The only other complaint necessary to notice relates to the testimony of the proponent, Will Johnson, who was required to testify that during the year 1917, while the United States was at war with Germany, and when the government was examining those in the draft age, Will Johnson in his questionnaire stated that he was the sole manager of the Johnson ranch in Callahan county, Tex., and that the same was made in effect and for the purpose of getting deferred classification in the selective draft. This question has given us considerable difficulty, as that part of proponent's testimony that he made the statements that he was sole manager of Johnson ranch for the purpose of procuring deferred classification and being released from service in the army was not admissible and was very inflammatory and should not have been permitted to go to the jury.

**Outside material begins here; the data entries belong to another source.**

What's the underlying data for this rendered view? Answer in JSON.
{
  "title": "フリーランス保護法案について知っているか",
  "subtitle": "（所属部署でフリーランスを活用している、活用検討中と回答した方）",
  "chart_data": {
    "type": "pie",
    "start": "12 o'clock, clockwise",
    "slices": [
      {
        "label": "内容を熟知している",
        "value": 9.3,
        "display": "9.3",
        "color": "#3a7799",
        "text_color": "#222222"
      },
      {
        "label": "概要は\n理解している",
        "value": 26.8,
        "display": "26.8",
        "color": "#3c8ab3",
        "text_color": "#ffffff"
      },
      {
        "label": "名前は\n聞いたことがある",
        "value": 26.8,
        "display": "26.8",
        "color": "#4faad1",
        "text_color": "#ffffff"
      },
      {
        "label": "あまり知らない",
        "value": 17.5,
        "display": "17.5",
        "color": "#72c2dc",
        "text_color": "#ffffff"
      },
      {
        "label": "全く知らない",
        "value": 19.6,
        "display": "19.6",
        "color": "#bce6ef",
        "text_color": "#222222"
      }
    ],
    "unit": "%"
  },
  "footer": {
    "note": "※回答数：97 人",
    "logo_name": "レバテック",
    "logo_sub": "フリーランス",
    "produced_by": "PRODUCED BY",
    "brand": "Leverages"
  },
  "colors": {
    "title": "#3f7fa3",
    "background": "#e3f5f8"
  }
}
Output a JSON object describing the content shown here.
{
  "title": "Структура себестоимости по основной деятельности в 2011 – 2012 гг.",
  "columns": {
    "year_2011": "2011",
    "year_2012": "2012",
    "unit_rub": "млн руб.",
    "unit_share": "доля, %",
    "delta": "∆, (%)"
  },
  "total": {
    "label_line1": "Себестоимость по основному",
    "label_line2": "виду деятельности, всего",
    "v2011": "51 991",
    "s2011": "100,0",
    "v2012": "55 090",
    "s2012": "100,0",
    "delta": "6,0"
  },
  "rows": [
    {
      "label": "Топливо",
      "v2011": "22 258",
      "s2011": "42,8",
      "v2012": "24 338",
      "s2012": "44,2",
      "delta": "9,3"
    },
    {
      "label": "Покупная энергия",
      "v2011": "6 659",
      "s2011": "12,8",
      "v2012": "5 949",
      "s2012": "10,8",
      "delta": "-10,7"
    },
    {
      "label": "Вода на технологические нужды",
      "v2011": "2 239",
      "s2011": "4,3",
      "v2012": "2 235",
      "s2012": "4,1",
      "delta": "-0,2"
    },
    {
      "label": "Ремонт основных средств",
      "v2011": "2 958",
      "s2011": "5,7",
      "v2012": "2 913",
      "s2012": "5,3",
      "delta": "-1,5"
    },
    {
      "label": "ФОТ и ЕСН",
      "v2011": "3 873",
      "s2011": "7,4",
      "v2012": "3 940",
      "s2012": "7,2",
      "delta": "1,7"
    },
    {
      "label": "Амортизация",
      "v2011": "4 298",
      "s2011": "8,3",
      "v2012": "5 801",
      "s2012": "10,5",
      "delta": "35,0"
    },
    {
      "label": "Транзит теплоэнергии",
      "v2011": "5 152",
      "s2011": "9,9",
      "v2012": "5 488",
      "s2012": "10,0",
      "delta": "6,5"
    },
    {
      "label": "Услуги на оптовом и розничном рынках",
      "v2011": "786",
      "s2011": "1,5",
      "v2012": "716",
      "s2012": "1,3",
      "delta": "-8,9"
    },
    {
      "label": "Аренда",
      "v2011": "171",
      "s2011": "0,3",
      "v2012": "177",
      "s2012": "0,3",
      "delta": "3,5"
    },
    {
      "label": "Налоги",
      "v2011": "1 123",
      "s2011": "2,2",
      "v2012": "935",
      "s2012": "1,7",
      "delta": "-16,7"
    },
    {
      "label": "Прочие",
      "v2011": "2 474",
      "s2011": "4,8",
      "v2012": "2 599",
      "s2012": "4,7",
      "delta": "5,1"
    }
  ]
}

Under the rules governing the disposition of appeals for the Courts of Civil Appeals, we are without authority to reverse on account of the erroneous admission of the testimony referred to, on account of the fact that that part of said testimony to the effect that said Will Johnson stated in his questionnaire that he was sole manager *Page 578 of the Johnson ranch was admissible, and the bill of exception shows that the testimony was objected to as a whole and no specific objection was lodged to the inadmissible part of the testimony as shown in the bill of exception. It seems to be the settled rule that in cases where undue influence is an issue, the relationship of the one charged with practicing undue influence with the testator is admissible. Willis Millican et al. v. John Millican et al., 24 Tex. 426; Beville v. Jones,74 Tex. 148, 11 S.W. 1128.
In Clark v. Briley (Tex.Civ.App.) 193 S.W. 419, it was specifically held that where the testator lived for many years after the execution of a will, the relation between the testator and the one charged to have procured the execution of the will by undue influence could be shown to have continued after the execution of the will in order for the jury to determine the issue. The reason is that if all influence was shown to have been removed and the will was not changed, that would be a strong circumstance tending to show that no such influence was exercised in the first instance; but if the association of the one having a controlling influence over the testator was shown to continue this would be a material circumstance. The exercise of influence over the testator after the execution of the will was discussed and considered material in the case of Craycroft v. Crawford, supra. Therefore evidence that after the execution of the will proponent, Johnson, was permitted by his mother to have the sole management of her property, was a relevant and material inquiry. The statement of facts discloses that while on the witness stand the proponent, Johnson, denied that he was the sole manager and had the control of his mother's property. It then became material to show that he had previously stated to the contrary. The bill of exceptions presenting this matter shows that the objection taken was as to the testimony as a whole including that part wherein he stated that he was the sole manager of the Johnson ranch, and no specific objection was urged to the inadmissible part of the testimony offered. It is well settled that a bill of exception which shows a general objection to testimony, part of which is admissible and part not admissible, presents nothing for review in an appellate court. G. H. S. A. Ry. Co. v. Gormley et al.,91 Tex. 393, 43 S.W. 877, 66 Am. St. Rep. 894; G. H. S. A. Ry. Co. v. Burnett et al. (Tex.Civ.App.) 42 S.W. 314; Jamison v. Dooley,98 Tex. 206, 82 S.W. 780; P. N. T. R. Co. v. Evans-Snyder-Buel Co., 100 Tex. 190, 97 S.W. 466.
Finding no reversible error in the record, judgment of the trial court is affirmed.